This is my third, and final, post about Frozen. The comic relief of the movie is Olaf, the talking snowman. Which by the way, is any movie not made better by a talking snowman? I think not! Olaf has but one dream...to experience summer. We, of course, know the irony of this, even if we are full time Floridians. The moment summer awakens around us, with its humidity and relentless sunshine and rain which adds more humidity to the air...snow does not stand a chance. It starts to melt away.
Yet, even as we laugh at Olaf's dream to some day experience the beauty of summer, how many of us cling to dreams that are far-fetched? On the other hand, how many of us had a dream that we persistent, persevered and waited patiently until...wait for it...it came true! When is a dream worth pour our sweat and tears into pursuing and when do our dreams have a snowball's chance in...well you know the cliche?
That is the rub. Throughout Scripture God calls God's people to do unthinkable things and take huge leaps of faith. Abraham and Sarah leave the only home they know. Noah builds an ark when there was not an ominous cloud in the sky. Moses goes back to Egypt, the very place where he is a wanted man. Deborah, a great judge, uses her wisdom to thwart a foreign army. Ruth bucks conventional wisdom and goes to a land that had just suffered a famine. I could keep going, but God seems to be a God who nudges us toward what is difficult.
At the same time, people do resist. Every single prophet, starting with Moses, initially offers a reason why she or he cannot possibly do what God is calling her/him to do. The best example is, of course, Jonah. Who turns tail and runs in the exact opposite direction of where God called him to go. Thus starting a long line of men who refused to ask for directions when lost. The disciples are famous for this too. Think of all the times after a parable they said, "Um Jesus, we don't get it." Or Peter walking on water for a split second until he saw what he was actually doing and sank. Or Peter denying he even knew Jesus in the middle of the night. Or Paul thinking he knew exactly what to do with Christians, until he got stuck by a blinding trace of God's grace.
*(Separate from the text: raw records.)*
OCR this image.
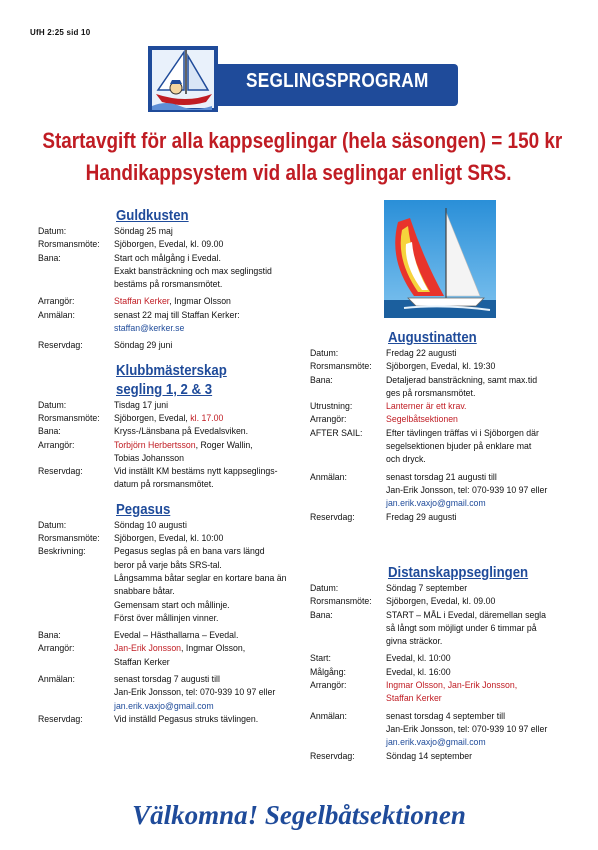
UfH 2:25 sid 10
SEGLINGSPROGRAM
Startavgift för alla kappseglingar (hela säsongen) = 150 kr
Handikappsystem vid alla seglingar enligt SRS.
Guldkusten
Datum:	Söndag 25 maj
Rorsmansmöte:	Sjöborgen, Evedal, kl. 09.00
Bana:	Start och målgång i Evedal.
Exakt bansträckning och max seglingstid
bestäms på rorsmansmötet.
Arrangör:	Staffan Kerker, Ingmar Olsson
Anmälan:	senast 22 maj till Staffan Kerker:
staffan@kerker.se
Reservdag:	Söndag 29 juni
Klubbmästerskap
segling 1, 2 & 3
Datum:	Tisdag 17 juni
Rorsmansmöte:	Sjöborgen, Evedal, kl. 17.00
Bana:	Kryss-/Länsbana på Evedalsviken.
Arrangör:	Torbjörn Herbertsson, Roger Wallin,
Tobias Johansson
Reservdag:	Vid inställt KM bestäms nytt kappseglings-
datum på rorsmansmötet.
Pegasus
Datum:	Söndag 10 augusti
Rorsmansmöte:	Sjöborgen, Evedal, kl. 10:00
Beskrivning:	Pegasus seglas på en bana vars längd
beror på varje båts SRS-tal.
Långsamma båtar seglar en kortare bana än
snabbare båtar.
Gemensam start och mållinje.
Först över mållinjen vinner.
Bana:	Evedal – Hästhallarna – Evedal.
Arrangör:	Jan-Erik Jonsson, Ingmar Olsson,
Staffan Kerker
Anmälan:	senast torsdag 7 augusti till
Jan-Erik Jonsson, tel: 070-939 10 97 eller
jan.erik.vaxjo@gmail.com
Reservdag:	Vid inställd Pegasus struks tävlingen.
Augustinatten
Datum:	Fredag 22 augusti
Rorsmansmöte:	Sjöborgen, Evedal, kl. 19:30
Bana:	Detaljerad bansträckning, samt max.tid
ges på rorsmansmötet.
Utrustning:	Lanterner är ett krav.
Arrangör:	Segelbåtsektionen
AFTER SAIL:	Efter tävlingen träffas vi i Sjöborgen där
segelsektionen bjuder på enklare mat
och dryck.
Anmälan:	senast torsdag 21 augusti till
Jan-Erik Jonsson, tel: 070-939 10 97 eller
jan.erik.vaxjo@gmail.com
Reservdag:	Fredag 29 augusti
Distanskappseglingen
Datum:	Söndag 7 september
Rorsmansmöte:	Sjöborgen, Evedal, kl. 09.00
Bana:	START – MÅL i Evedal, däremellan segla
så långt som möjligt under 6 timmar på
givna sträckor.
Start:	Evedal, kl. 10:00
Målgång:	Evedal, kl. 16:00
Arrangör:	Ingmar Olsson, Jan-Erik Jonsson,
Staffan Kerker
Anmälan:	senast torsdag 4 september till
Jan-Erik Jonsson, tel: 070-939 10 97 eller
jan.erik.vaxjo@gmail.com
Reservdag:	Söndag 14 september
Välkomna! Segelbåtsektionen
Yet, there are also moments when it is not wise for us to risk everything. Think of the woman who put her last two coins in the temple coffers. While most preachers really like that image, especially at stewardship time...I actually read Jesus words as condemning practices that prey on the poor and religious institutions that have unending appetites for more, more, more. Despite what we may think, Scripture is not a divine rule book. Or if it is, the rule book is about as clear as NCAA rule book is today. The contradictions of Scripture are not there to disprove Scriptures' wisdom, but rather to invite conversation into the wonderful diversity of life.
Too often today we want religion boiled down into simplistic steps we can apply to our life. Yet, too often our lives are wonderfully complex and uniquely messy. Such that, for some of you, I could say, "Risk, dream, get out of your comfort zone and do something different." Others reading this, I could say, "Slow down. Breathe. Rest for your endless Martha-like tasks are making your soul restless." And others, I might say, "Well, it is a little of both." And still others, there might be a fourth way yet to be explored.
Original Christians were not named after Jesus, rather they adapted the identity as, "The People of the Way." While there was one destination (whole/holistically following Jesus), there were multiple and endless ways to reach that destination (which honestly most of us do not reach in our life times). So we, like Robert Frost, stand at countless pathways and forks in the road. Sometimes we need like Olaf and Rev. Dr. King and Bishop Tutu and others to dream impossible dreams. Other times, we need to face reality. And here is the good news that supports us no matter where we are in life's journey: there is more than a trace of God's grace found down ALL pathways. Sometimes, even if we missed the road where we could have taken a leap of faith, there is always another exit ramp and another way the dream manifests itself.
By the way, eventually our good friend Olaf does experience summer with a little help from Elsa. You will have to see the film to appreciate that fully. Which reminds us that when we dream dreams, it is good to listen to the wisdom of the Beatles, we all "get by with a little help from our friends."
May the traces of God's grace in your life guide you this week as you listen to where God is nudging you to go. And may our dreams and hopes and deepest desires find a taste of reality in our lives this week.